After the war, the government determined that the wreck of Virginia needed to be removed from the channel. In 1867, Captain D. A. Underdown salvaged 290,000 pounds of iron from the site, much of which was taken from the ship's ram and cannons. The following year, Underdown detonated explosives under the Virginia's hulk to fully clear the river, but the attempt did not totally remove the wreck. In 1871, E. J. Griffith recovered an additional 102,883 pounds of iron from the seabed, and in 1876, the "remaining timbers" of the ship were raised. In 1982, the National Underwater and Marine Agency explored the area around Craney Island and found that "there are no large areas of either concentrated or scattered debris associated with the Virginia lying on the river bottom within the survey area."

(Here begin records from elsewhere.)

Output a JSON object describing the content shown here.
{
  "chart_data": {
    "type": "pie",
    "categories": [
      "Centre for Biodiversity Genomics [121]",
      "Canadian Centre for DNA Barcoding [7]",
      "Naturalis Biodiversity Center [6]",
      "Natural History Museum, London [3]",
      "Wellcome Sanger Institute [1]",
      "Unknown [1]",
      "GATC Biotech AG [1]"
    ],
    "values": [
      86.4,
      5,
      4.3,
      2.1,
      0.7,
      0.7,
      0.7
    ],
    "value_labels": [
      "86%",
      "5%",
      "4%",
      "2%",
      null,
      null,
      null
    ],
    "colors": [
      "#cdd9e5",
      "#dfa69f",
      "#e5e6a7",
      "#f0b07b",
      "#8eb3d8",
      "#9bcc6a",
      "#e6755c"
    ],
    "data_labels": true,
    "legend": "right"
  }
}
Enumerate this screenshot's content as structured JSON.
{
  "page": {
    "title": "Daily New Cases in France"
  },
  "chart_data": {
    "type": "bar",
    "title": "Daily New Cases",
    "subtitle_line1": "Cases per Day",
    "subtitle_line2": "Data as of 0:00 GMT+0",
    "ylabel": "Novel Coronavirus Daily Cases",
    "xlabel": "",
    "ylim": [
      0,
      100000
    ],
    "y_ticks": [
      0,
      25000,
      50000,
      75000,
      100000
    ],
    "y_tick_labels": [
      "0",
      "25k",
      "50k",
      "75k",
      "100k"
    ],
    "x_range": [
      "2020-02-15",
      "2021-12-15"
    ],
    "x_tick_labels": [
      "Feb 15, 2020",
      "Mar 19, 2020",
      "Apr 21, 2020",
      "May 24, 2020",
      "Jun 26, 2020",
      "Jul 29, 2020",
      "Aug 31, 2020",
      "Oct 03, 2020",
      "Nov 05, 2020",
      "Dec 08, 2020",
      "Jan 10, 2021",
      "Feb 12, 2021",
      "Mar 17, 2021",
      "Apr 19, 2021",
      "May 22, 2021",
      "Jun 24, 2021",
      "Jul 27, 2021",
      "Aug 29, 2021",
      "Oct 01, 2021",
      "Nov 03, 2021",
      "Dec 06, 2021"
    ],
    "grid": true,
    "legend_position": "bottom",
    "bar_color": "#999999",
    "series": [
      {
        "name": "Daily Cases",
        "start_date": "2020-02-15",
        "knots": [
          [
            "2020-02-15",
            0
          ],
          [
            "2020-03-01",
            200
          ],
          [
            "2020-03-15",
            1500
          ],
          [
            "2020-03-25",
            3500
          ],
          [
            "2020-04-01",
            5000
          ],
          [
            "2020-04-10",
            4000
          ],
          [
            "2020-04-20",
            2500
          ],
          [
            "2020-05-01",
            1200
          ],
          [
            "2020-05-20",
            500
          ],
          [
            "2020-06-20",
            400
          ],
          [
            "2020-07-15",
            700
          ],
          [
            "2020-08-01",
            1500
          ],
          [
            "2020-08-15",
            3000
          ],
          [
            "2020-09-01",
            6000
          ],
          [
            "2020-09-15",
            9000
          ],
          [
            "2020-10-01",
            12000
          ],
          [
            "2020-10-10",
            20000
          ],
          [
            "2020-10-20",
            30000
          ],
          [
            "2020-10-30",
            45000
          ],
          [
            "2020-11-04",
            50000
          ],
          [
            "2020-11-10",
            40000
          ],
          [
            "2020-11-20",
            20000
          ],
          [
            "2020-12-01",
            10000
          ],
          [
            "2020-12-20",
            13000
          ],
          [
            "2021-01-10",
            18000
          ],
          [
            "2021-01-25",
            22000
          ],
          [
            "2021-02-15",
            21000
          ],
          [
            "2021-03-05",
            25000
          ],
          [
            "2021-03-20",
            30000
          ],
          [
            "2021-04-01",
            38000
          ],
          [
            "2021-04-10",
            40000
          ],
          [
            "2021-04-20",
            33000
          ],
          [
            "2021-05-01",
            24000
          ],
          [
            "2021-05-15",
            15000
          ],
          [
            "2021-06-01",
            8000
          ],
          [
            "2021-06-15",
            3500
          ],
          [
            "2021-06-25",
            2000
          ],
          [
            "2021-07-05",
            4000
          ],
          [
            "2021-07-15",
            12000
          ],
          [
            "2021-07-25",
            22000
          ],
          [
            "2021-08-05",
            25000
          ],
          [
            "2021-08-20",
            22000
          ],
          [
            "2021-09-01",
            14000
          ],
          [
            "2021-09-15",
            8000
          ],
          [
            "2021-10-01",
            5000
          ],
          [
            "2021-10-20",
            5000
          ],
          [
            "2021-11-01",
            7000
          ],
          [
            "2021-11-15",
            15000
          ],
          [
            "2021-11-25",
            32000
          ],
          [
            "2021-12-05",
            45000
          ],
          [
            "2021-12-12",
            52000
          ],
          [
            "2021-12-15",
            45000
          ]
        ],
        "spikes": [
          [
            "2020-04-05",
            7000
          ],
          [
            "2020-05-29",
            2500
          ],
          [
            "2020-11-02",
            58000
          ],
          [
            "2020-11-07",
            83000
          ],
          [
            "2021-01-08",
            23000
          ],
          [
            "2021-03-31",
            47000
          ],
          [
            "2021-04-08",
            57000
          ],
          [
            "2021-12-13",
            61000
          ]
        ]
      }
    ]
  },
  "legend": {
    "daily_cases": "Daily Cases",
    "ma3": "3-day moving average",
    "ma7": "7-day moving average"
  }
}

Most of the recovered iron was melted down and sold for scrap (notably, some of the ship's iron was used to craft Pokahuntas Bell in 1907). Other pieces of the ship have been preserved in museums: The ship's brass bell is held at the Hampton Roads Naval Museum, and one of the Virginia's anchors now rests in front of the American Civil War Museum in Richmond. Numerous souvenirs, ostensibly made from salvaged iron and wood raised from Virginias sunken hulk, have found a ready and willing market among Civil War enthusiasts and eastern seaboard residents. However, the provenance of many of these artifacts is impossible to prove, which has given rise to the humorous adage that "if you took all the iron and all the wood supposedly collected from the [wreck of the CSS Virginia], you'd have enough to outfit a fleet of ironclads."

==Historical names==
Although the Confederacy renamed the ship, she is still frequently referred to by her Union name. When she was first commissioned into the United States Navy in 1856, her name was Merrimack, with the K; the name was derived from the Merrimack River near where she was built. She was the second ship of the U. S. Navy to be named for the Merrimack River, which is formed by the confluence of the Pemigewasset and Winnipesaukee rivers at Franklin, New Hampshire. The Merrimack flows south across New Hampshire, then eastward across northeastern Massachusetts before finally emptying in the Atlantic at Newburyport, Massachusetts.

After raising, restoring, and outfitting as an ironclad warship, the Confederacy bestowed on her the name Virginia. Nonetheless, the Union continued to refer to the Confederate ironclad by either its original name, Merrimack, or by the nickname "The Rebel Monster". In the aftermath of the Battle of Hampton Roads, the names Virginia and Merrimack were used interchangeably by both sides, as attested to by various newspapers and correspondence of the day. Navy reports and pre-1900 historians frequently misspelled the name as "Merrimac", which was actually an unrelated ship, hence "the Battle of the Monitor and the Merrimac". Both spellings are still in use in the Hampton Roads area.

==Memorial, heritage==
- A large exhibit at the Jamestown Exposition held in 1907 at Sewell's Point was the "Battle of the Merrimac and Monitor," a large diorama that was housed in a special building.
- A small community in Montgomery County, Virginia, near where the coal burned by the Confederate ironclad was mined, is now known as Merrimac.

- The name of the Monitor-Merrimac Memorial Bridge-Tunnel, built in Hampton Roads in the general vicinity of the famous engagement, with both Virginia and federal funds.